Guest post from Renee, the editrix of Womanist Musings and my fave north of the border mommy blogger.
So, Saturday was the annual Santa Claus parade in Niagara Falls. I am not a big believer in Santa, because I don't like the idea that this benign White guy travels around and grants wishes. I think I would be more amenable to the idea, if Santa was occasionally a person of colour. I always think of Santa as just another manifestation of Whiteness, and we all know that White men are not exactly lining up to do people of colour any favours. At any rate, after writing their letters to Santa, we headed off to the parade.
We have been going as a family for the last seven years, and so my kids were super excited. We always have a big breakfast, watch the parade and then go out to lunch. It's really a family day of fun for us. Each year, the people participating in the parade hand out treats to the kids lining the parade route. This year, my kids sat down on the sidewalk next to two White kids, with their hot chocolate and blankets to watch the parade. They were just brimming with excitement. As the parade got going, we noticed that the participants would hand candy to the two little White boys sitting next to the left my kids and the White girls on the right, but not to my sons.
When they were skipped time and time again, my kids would look back at us to ask what was going on. Neither of them could understand why they didn't receive candy, while the White boys on their left did, and the White girls on their right did. The unhusband finally asked me if I thought race was a factor, and I told him of course it is. Despite the bullshit lie that we tell ourselves about all children being special, marginalized children are just seen as surplus population.
Finally, noticing that nothing was going to change, the unhusband encouraged Mayhem to step further into the street and hold his hand out. It was not until the Mayhem pushed ahead, and held is hand out that parade participants deigned to give him candy. At six years old, he is too young to figure out that what he was experiencing was discrimination first hand, but as his mother, I was absolutely enraged.

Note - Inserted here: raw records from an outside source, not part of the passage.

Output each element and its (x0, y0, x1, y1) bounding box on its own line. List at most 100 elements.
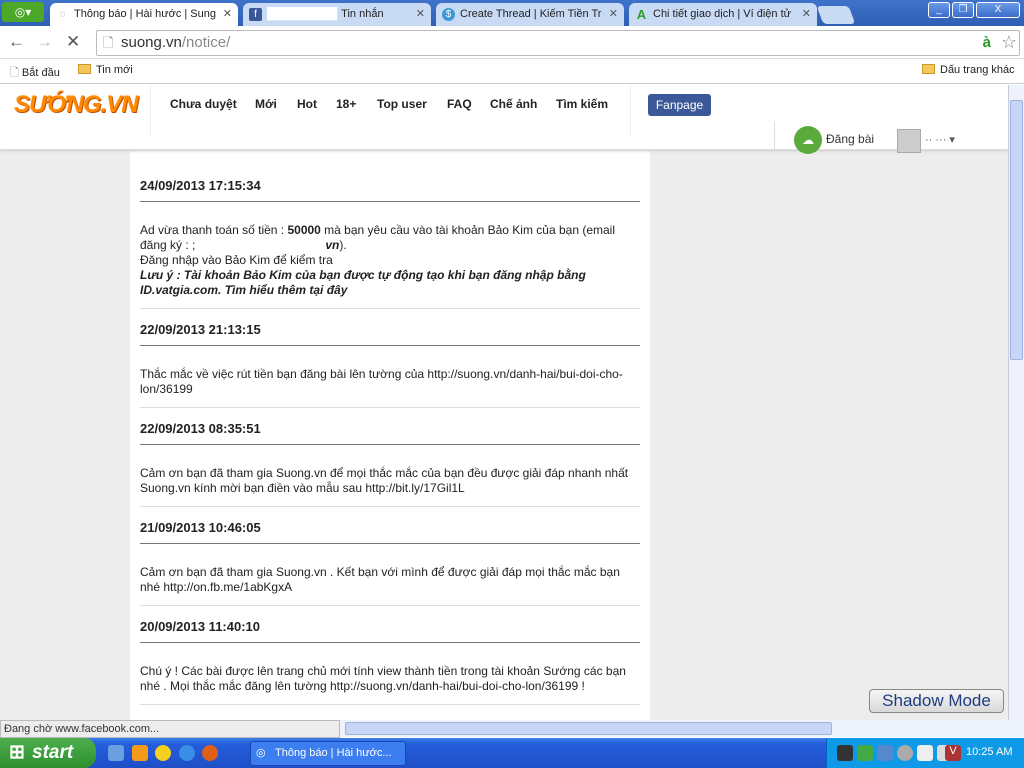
back-icon[interactable]: ← (8, 32, 25, 52)
shadow-mode-button[interactable]: Shadow Mode (869, 689, 1004, 713)
page-viewport: 24/09/2013 17:15:34 Ad vừa thanh toán số … (0, 85, 1008, 720)
network-icon[interactable] (877, 745, 893, 761)
nav-item[interactable]: Top user (377, 97, 427, 111)
close-icon[interactable]: ✕ (416, 3, 425, 25)
media-player-icon[interactable] (132, 745, 148, 761)
stop-icon[interactable]: ✕ (66, 32, 80, 52)
tab-transaction[interactable]: A Chi tiết giao dịch | Ví điện tử ✕ (629, 3, 817, 26)
divider (630, 85, 631, 135)
notice-item: 21/09/2013 10:46:05 Cảm ơn bạn đã tham gi… (140, 507, 640, 606)
notice-list: 24/09/2013 17:15:34 Ad vừa thanh toán số … (130, 151, 650, 720)
tab-title: Tin nhắn (341, 8, 384, 20)
tab-strip: ◎▾ ◌ Thông báo | Hài hước | Sung ✕ f ██████… (0, 0, 1024, 26)
nav-item[interactable]: 18+ (336, 97, 356, 111)
close-window-button[interactable]: X (976, 2, 1020, 18)
notice-text: Đăng nhập vào Bảo Kim để kiểm tra (140, 253, 333, 267)
tray-icon[interactable] (837, 745, 853, 761)
notice-text: ). (339, 238, 347, 252)
nav-item[interactable]: Mới (255, 97, 277, 111)
taskbar: ⊞ start ◎ Thông báo | Hài hước... V 10:25 … (0, 738, 1024, 768)
amount: 50000 (287, 223, 321, 237)
ie-icon[interactable] (179, 745, 195, 761)
messenger-icon[interactable] (155, 745, 171, 761)
nav-item[interactable]: FAQ (447, 97, 472, 111)
close-icon[interactable]: ✕ (802, 3, 811, 25)
notice-date: 22/09/2013 08:35:51 (140, 420, 640, 445)
task-label: Thông báo | Hài hước... (275, 747, 392, 759)
tray-icon[interactable] (897, 745, 913, 761)
avatar[interactable] (897, 129, 921, 153)
other-bookmarks[interactable]: Dấu trang khác (922, 64, 1015, 76)
notice-date: 21/09/2013 10:46:05 (140, 519, 640, 544)
start-label: start (32, 742, 74, 763)
email-suffix: vn (325, 238, 340, 252)
tab-title: Chi tiết giao dịch | Ví điện tử (653, 8, 792, 20)
close-icon[interactable]: ✕ (609, 3, 618, 25)
page-icon: 🗋 (103, 35, 114, 50)
horizontal-scroll-thumb[interactable] (345, 722, 832, 735)
notice-item: 24/09/2013 17:15:34 Ad vừa thanh toán số … (140, 151, 640, 309)
browser-toolbar: ← → ✕ 🗋 suong.vn/notice/ à ☆ (0, 26, 1024, 59)
bookmark-label: Tin mới (96, 64, 133, 76)
folder-icon (922, 64, 935, 74)
a-logo-icon: A (636, 7, 647, 22)
extension-icon[interactable]: à (983, 31, 991, 55)
nav-item[interactable]: Hot (297, 97, 317, 111)
notice-item: 22/09/2013 08:35:51 Cảm ơn bạn đã tham gi… (140, 408, 640, 507)
chrome-icon: ◎ (256, 747, 266, 759)
start-button[interactable]: ⊞ start (0, 738, 96, 768)
folder-icon (78, 64, 91, 74)
notice-item: 20/09/2013 11:40:10 Chú ý ! Các bài được … (140, 606, 640, 705)
clock: 10:25 AM (966, 746, 1013, 758)
notice-body: Cảm ơn bạn đã tham gia Suong.vn . Kết bạ… (140, 565, 620, 594)
tab-facebook[interactable]: f █████████ Tin nhắn ✕ (243, 3, 431, 26)
notice-date: 24/09/2013 17:15:34 (140, 177, 640, 202)
close-icon[interactable]: ✕ (223, 3, 232, 25)
star-icon[interactable]: ☆ (1001, 30, 1017, 54)
notice-date: 22/09/2013 21:13:15 (140, 321, 640, 346)
post-button[interactable]: ☁ Đăng bài (794, 125, 874, 154)
notice-body: Ad vừa thanh toán số tiền : 50000 mà bạn… (140, 223, 640, 298)
bookmark-start[interactable]: 🗋 Bắt đầu (10, 64, 60, 83)
restore-button[interactable]: ❐ (952, 2, 974, 18)
new-tab-button[interactable] (816, 6, 856, 24)
divider (150, 85, 151, 135)
address-bar[interactable]: 🗋 suong.vn/notice/ à ☆ (96, 30, 1020, 56)
tab-create-thread[interactable]: $ Create Thread | Kiếm Tiền Tr ✕ (436, 3, 624, 26)
taskbar-item-chrome[interactable]: ◎ Thông báo | Hài hước... (250, 741, 406, 766)
tab-title: Thông báo | Hài hước | Sung (74, 8, 216, 20)
bookmark-news[interactable]: Tin mới (78, 64, 133, 76)
vertical-scroll-thumb[interactable] (1010, 100, 1023, 360)
firefox-icon[interactable] (202, 745, 218, 761)
nav-item[interactable]: Chế ảnh (490, 97, 537, 111)
notice-text: Ad vừa thanh toán số tiền : (140, 223, 288, 237)
tab-title: Create Thread | Kiếm Tiền Tr (460, 8, 602, 20)
fanpage-button[interactable]: Fanpage (648, 94, 711, 116)
unikey-icon[interactable]: V (945, 745, 961, 761)
notice-date: 20/09/2013 11:40:10 (140, 618, 640, 643)
site-header: SƯỚNG.VN Chưa duyệt Mới Hot 18+ Top user FAQ C… (0, 85, 1008, 154)
ql-icon[interactable] (108, 745, 124, 761)
notice-item: 20/09/2013 08:32:03 (140, 705, 640, 720)
nav-item[interactable]: Tìm kiếm (556, 97, 608, 111)
chrome-menu-button[interactable]: ◎▾ (2, 2, 44, 22)
notice-note: Lưu ý : Tài khoản Bảo Kim của bạn được t… (140, 268, 586, 297)
tray-icon[interactable] (917, 745, 933, 761)
windows-logo-icon: ⊞ (9, 742, 25, 763)
post-label: Đăng bài (826, 132, 875, 146)
forward-icon[interactable]: → (36, 32, 53, 52)
site-logo[interactable]: SƯỚNG.VN (14, 91, 139, 119)
nav-item[interactable]: Chưa duyệt (170, 97, 237, 111)
minimize-button[interactable]: _ (928, 2, 950, 18)
url-domain: suong.vn (121, 34, 182, 51)
cloud-upload-icon: ☁ (794, 125, 822, 154)
page-icon: 🗋 (10, 67, 22, 79)
tray-icon[interactable] (857, 745, 873, 761)
bookmark-label: Bắt đầu (21, 67, 60, 79)
notice-body: Chú ý ! Các bài được lên trang chủ mới t… (140, 664, 626, 693)
user-menu-chevron-icon[interactable]: ·· ··· ▾ (925, 133, 955, 146)
notice-body: Thắc mắc về việc rút tiền bạn đăng bài l… (140, 367, 623, 396)
tab-suong[interactable]: ◌ Thông báo | Hài hước | Sung ✕ (50, 3, 238, 26)
status-bubble: Đang chờ www.facebook.com... (0, 720, 340, 738)
divider (774, 121, 775, 151)
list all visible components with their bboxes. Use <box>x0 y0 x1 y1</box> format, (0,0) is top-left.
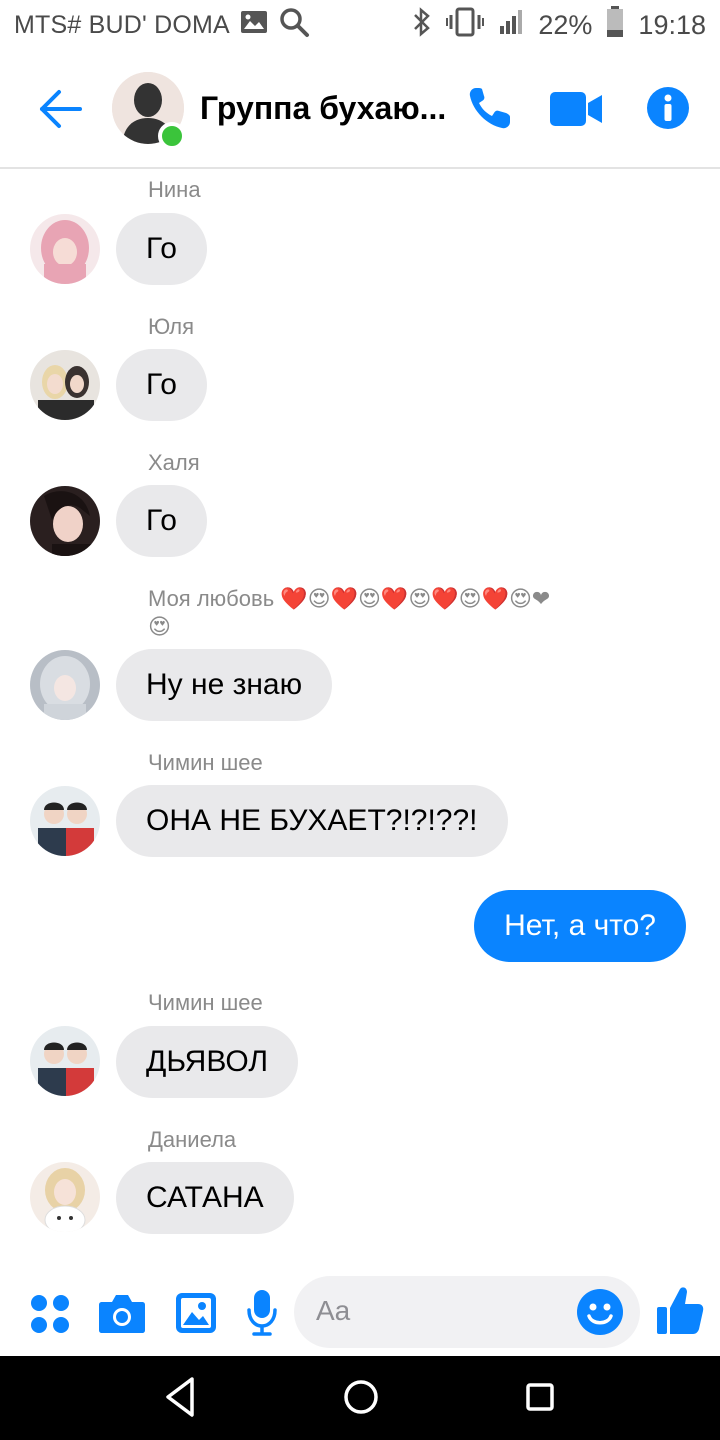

Standing right next to them, I could not protect them from the bigotry and privilege of others.
I am quite sure that the people participating were not actively thinking about what they were doing, but their actions still amounted to discrimination and ruined any form of fun I could have potentially had at this event. Whiteness has been so ingrained socially, that racism often happens without any premeditated thought. The sad truth of the matter is that while White kids are being sheltered and taught to believe that they are special, kids of colour are actively being torn down and encouraged by the world to see themselves as "other". White people may look at them as babies, and think that they are cute, but shortly after getting out of diapers, they begin to see Black boys as future rapists, thieves and gang bangers. They are systematically written off as a matter of course. The childhood that White children have, is denied to children of colour, in order to teach them their role in the pecking order. Discrimination does not wait until adulthood.
If you read mommy blogs written by White women, they are full of things like recipes, rainy day activities, coupon deals and pictures of their smiling kids. White women may write about the stress of working and raising their kids, but they will never have an experience like I did this past Saturday. They will not have to cheer up their kids after being passed over repeatedly. They will not have to teach their children that they will have to be better than everyone else to succeed in life, or that the world is happy to see them fail. They can afford to have fluffy little blogs talking about nothing, but as a mother of colour, I have to deal with the realities of White supremacy, as I attempt to salvage some kind of childhood for my precious boys. I wonder if on their business cards, these women have the words only my kids matter.
I know that in years to come, my kids will look back and know exactly what happened to them and why. I know this because there are plenty of events from my childhood that I now understand to be racist. I know that my parents attempted to shield me as much as possible from the harshness of this, but one can only do so much, when society is determined to undermine your every effort to invest your child with self worth. Each act of racism will build upon the other, creating rage, and in some cases outright depression. They will be told that they are reading too much into things, and that they are just looking for a reason to be upset, because it is easier to accept that the marginalized person is wrong, rather than deal with the fact that the world has not moved into this post racial utopia that we continue to hear so much about.
I know that what happened to my kids is not an anomaly, and I also know that they are going to have experiences that are far worse due directly to the colour of their skin. This is the unavoidable future of children of colour. Even as I am writing this, I am fully aware that this not considered appropriate mommy blog conversation, because isms are something that don't get discussed in parenting spaces. The generic standard is Whiteness, just like everything else, and this simply reinforces the idea that there is a monolithic experience that constitutes childhood. I don't have the luxury of such vanilla conversation, and this is why this why social justice is a priority here at Womanist Musings. You can only afford to ignore race, if you are never going to be a target of racism.